US taxi aggregator Uber has for the first time set up a global public policy advisory board to address regulatory concerns the company faces in many parts of the world. The Travis Kalanick-led company, valued at $62 billion with operations in 70 countries, has appointed an Indian - Adil Zainulbhai, chairman of the Quality Council of India and former chairman of McKinsey India - as part of the eight-member board, an Uber spokesperson confirmed. The development comes at a time when Uber is under scrutiny across many Indian states over its surge-pricing model, that lets it raise tariff in sync with demand for its cab service.
The board, which comprises a curious mix of global leaders from government, business, academics and think tanks, had its first meeting in the US earlier this week, it is learnt.
Besides the India representative, the members of this new board are Melody Barnes, vice provost for global student leadership initiatives at New York University and former director of the Domestic Policy Council at the White House; Roberto Danino, former Prime Minister of Peru; Allan Fels, professor at Melbourne, Monash and Oxford Universities and former chairman of the Australian Competition and Consumer Commission; Neelie Kroes, Netherlands special envoy for start-ups and former vice-president of the European Commission; Ray LaHood, former US secretary of transportation; Gesner Oliveira, former president of the Brazilian Administrative Council for Economic Defence; and Princess Reema bint Bandar Al Saud, founder and chief executive of Alf Khair.
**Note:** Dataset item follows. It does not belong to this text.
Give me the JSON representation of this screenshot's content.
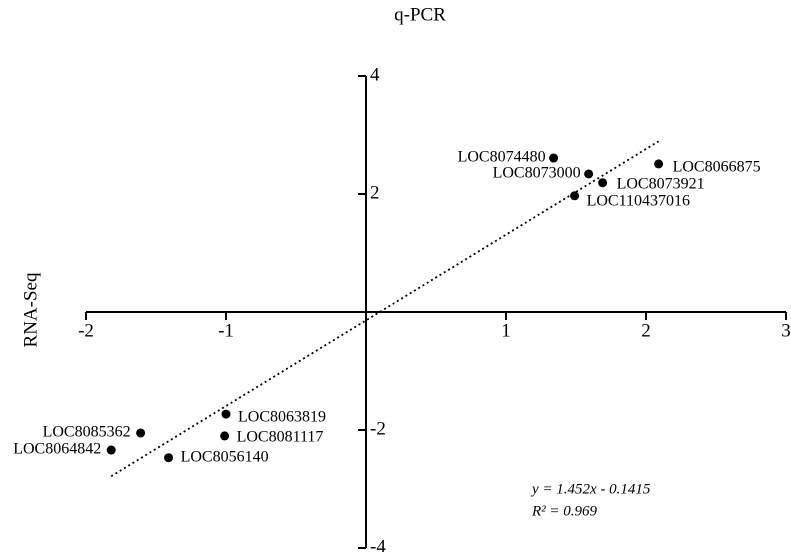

Last year, Uber had set up a safety advisory board, but only for the US market. The latest global advisory board is expected to guide seven-year-old Uber as it increasingly finds itself in the midst of regulatory challenges.
According to David Plouffe, chief advisor and member of the board of directors, Uber, "ride-sharing apps are not just about pushing a button and getting a ride - they're also about pushing a button and getting work. In France, 20 per cent of drivers using Uber were unemployed beforehand. In Egypt, that number is 40 per cent. In Mexico City, 50 per cent.''
Plouffe, who was advisor to US President Barack Obama during his two presidential campaigns, said that just a few years ago, only California had a regulatory framework for ride-sharing in the US. "Today, more than 70 jurisdictions in the US do, and many other places around the globe are following suit, including in Australia, India, the Philippines and Mexico."
In India, the latest challenge for Uber has been in Delhi as the state government wants it to switch off surge pricing to comply with the guidelines. Defying the diktat, Uber has continued to offer rides with surge pricing. Karnataka is among the other states fighting Uber's surge pricing. It has, however, got a licence in Kolkata and Indore and has applied for one in Karnataka. Company executives say Uber would comply when an appropriate legal framework is brought in.
Controversy is not new for Uber. Earlier, it had to go off the roads for a while following a rape incident in an Uber taxi in Delhi. In other parts of the world too, it has been clashing with policymakers frequently including in London, Paris, Seoul, Berlin, Tokyo, Pennsylvania, and Virginia for different regulatory reasons.
In London, for instance, Uber drivers were asked to wait for at least five minutes before taking a passenger on a ride so that he or she could get other options if they wanted. The rule was changed after organised protests by Uber users. In Seoul, the company has withdrawn UberX following government directions, while retaining its high-end UberBlack limousine service.